Running a Codex Agent for 42h

Photograph of a terminal showing Codex running checkpoint validation around 41 hours into the migration

The Run

I am building an AI harness, and I used a Codex lead agent for a large architecture refactor across its codebase. The lead run stayed alive for 42h17m as one uninterrupted task, while the migration moved through checkpointed implementation and review work. That is my personal record so far. I am keeping the product details private for now, but the scale is the point: it has a real Electron desktop surface, persistent state, background runtime work, live scenarios, and enough cross-platform behavior that a loose migration would show up quickly.

In theory I knew it should work. The codebase already had strong test coverage, the plan was detailed, and every checkpoint had to pass the same gates before the next one started. Still, there is a difference between knowing the setup should work and watching a migration that large actually land cleanly.

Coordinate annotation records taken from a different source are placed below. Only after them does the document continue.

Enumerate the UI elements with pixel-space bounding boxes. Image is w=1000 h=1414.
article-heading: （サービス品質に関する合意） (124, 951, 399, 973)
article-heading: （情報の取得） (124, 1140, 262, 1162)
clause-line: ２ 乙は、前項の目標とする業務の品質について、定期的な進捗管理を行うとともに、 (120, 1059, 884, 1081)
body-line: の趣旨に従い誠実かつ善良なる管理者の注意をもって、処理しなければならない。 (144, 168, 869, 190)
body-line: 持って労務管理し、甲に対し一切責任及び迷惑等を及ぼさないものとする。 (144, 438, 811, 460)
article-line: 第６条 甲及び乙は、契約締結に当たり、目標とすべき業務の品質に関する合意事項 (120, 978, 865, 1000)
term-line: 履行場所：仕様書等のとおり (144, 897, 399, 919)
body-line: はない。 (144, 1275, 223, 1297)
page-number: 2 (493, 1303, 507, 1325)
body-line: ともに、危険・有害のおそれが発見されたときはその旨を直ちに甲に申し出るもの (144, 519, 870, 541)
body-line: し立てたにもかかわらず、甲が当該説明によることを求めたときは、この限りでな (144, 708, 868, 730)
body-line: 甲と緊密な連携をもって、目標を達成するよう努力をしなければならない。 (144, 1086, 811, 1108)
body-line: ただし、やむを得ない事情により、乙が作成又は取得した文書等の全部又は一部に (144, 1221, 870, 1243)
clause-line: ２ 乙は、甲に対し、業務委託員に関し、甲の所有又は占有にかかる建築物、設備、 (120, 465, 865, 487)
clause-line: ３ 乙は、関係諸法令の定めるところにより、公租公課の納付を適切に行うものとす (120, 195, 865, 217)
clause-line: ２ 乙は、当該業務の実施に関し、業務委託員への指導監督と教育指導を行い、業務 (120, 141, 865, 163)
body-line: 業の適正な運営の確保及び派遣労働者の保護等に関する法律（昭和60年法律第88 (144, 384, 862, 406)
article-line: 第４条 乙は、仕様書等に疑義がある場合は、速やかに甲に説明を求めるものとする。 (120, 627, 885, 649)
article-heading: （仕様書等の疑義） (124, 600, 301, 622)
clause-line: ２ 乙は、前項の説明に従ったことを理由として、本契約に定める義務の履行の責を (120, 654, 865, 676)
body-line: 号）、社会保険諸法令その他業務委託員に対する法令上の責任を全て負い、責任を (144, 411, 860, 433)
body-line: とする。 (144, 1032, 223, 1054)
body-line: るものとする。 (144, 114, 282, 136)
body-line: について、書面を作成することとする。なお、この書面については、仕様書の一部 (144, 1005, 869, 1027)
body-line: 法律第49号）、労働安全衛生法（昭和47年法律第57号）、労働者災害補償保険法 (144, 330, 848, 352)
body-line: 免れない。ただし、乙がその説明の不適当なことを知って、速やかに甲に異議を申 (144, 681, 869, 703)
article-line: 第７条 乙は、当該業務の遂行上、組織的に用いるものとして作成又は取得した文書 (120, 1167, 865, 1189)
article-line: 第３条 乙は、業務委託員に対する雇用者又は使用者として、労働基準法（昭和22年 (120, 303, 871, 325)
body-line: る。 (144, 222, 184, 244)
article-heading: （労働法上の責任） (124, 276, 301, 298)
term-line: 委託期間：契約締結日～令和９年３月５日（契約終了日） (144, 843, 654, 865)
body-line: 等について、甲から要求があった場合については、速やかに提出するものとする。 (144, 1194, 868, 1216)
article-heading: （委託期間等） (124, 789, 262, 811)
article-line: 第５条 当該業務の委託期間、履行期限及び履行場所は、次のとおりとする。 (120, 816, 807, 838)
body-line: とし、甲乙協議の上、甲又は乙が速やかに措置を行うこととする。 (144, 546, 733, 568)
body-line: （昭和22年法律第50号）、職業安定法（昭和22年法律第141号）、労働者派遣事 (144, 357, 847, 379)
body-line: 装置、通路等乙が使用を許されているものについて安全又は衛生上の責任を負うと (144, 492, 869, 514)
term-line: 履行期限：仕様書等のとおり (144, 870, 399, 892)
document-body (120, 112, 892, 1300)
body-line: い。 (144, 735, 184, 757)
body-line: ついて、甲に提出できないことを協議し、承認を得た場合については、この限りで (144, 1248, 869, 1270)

Why The Architecture Changed

The reason I was doing this migration at all is that this is my first serious TypeScript app. I have spent my career building iOS and macOS apps, so I naturally brought some of that architecture with me. Over time, the names and boundaries started carrying too much of that history. Agents got confused by terms that made sense in my head, and a strong TypeScript developer should not have to learn my private Swift-influenced language before understanding where things belong.

The app already had a strong architecture and dependency injection, but it was shaped around my own Swift/native habits. I wanted something more explicit and easier to review in a TypeScript/Electron codebase, so I moved it toward Hexagonal Architecture. The product did not change, but under the hood the boundaries did. The point was to make the core app behavior independent from the UI, runtime, commands, clients, and infrastructure around it.

In practice, the important boundary was not just UI versus backend. The server became the application-state authority, clients talked through a public contract, the desktop host owned windows and lifecycle, and each renderer window owned its own services and view models. This was the constraint: preserve behavior, change structure.

I was willing to let Codex carry this end-to-end because the codebase already had strong tests, and before implementation started I spent about a day writing and tightening the architecture docs and specs with agents. The blueprint defined the target architecture, vocabulary, runtime boundaries, dependency direction, testing strategy, and migration rules. It became the reference contract for agents and humans working in the codebase. The diagrams below are examples of the level of detail I wanted in that plan: how a view event moves through the app, and how the same behavior can be tested without real dependencies.

Blueprint Examples

Unidirectional view eventing. A click or view action moves inward through the app, then the new state comes back to the view.
Total control in tests. A test can stub every dependency, send the same view event a user would trigger, verify the service called the right clients, and assert the final ViewModel state. No real I/O, no real views, fast unit-level coverage at the bottom of the testing pyramid.

Checkpoints And Validation

That blueprint is what made the migration reviewable, and it was enforced against the diff by both checks and a dedicated architecture-review agent. "Make it cleaner" is useless as a gate. A useful gate has concrete rules: dependency direction, allowed imports, naming, where runtime code can live, how tests stub external behavior, which files are allowed to grow, and what has to be updated when a boundary moves. A service importing an adapter was a failure. A view reaching into clients or runtime wiring was a failure.

The project was split into three phases: preparation, the main architecture migration, and cleanup. Phase 2 was broken into 18 checkpoint commits, and each checkpoint had to leave the repo in a shippable state. Leaving a long midpoint where the app was broken and we were hoping the final merge would fix it was not acceptable at all.

Most of the 42 hours went into the checkpoint loop: make a slice of the migration, run the full gate, review the diff, fix what surfaced, and only then move to the next slice. Each checkpoint had to pass lint, typecheck, unit tests, integration tests, live end-to-end scenarios, and architecture review. By the end, Phase 2 had landed with a clean repo and passing gates.

The agent setup had four Codex roles: lead, worker, reviewer, and architecture gatekeeper. The lead kept the migration moving across checkpoints, workers handled focused implementation tasks, reviewers inspected the changes the way I would expect a careful PR review to inspect them, and the architecture gatekeeper separately checked whether the diff was still following the Hexagonal Architecture rules.

The non-LLM checks were just as important as the agents. Linters, typechecking, static analysis, file-size guardrails, architecture docs checks, test suites, and live scenario scripts turned review into concrete next actions: fix the import boundary, update the stub, split the file, restore the scenario, update the docs.

What I Took From It

When the run finished, the 42 hours surprised me, but that was not the main thing. It was expensive, and I already saw places where this pipeline can be made faster and more token efficient. The bigger surprise was opening the app after the migration and seeing it work. I knew the setup had that potential, but I did not expect a change that large to land that cleanly.

That is what I want to keep building toward: doing the hard thinking upfront, giving agents the right docs, checks, and feedback, and then letting large pieces of work run while I work on something else. This run happened to be a migration, but the same shape can apply to large features too. The important part is that the repo keeps coming back to a shippable state. That is a good rule for any team. It becomes non-negotiable when agents are doing long stretches of work in parallel.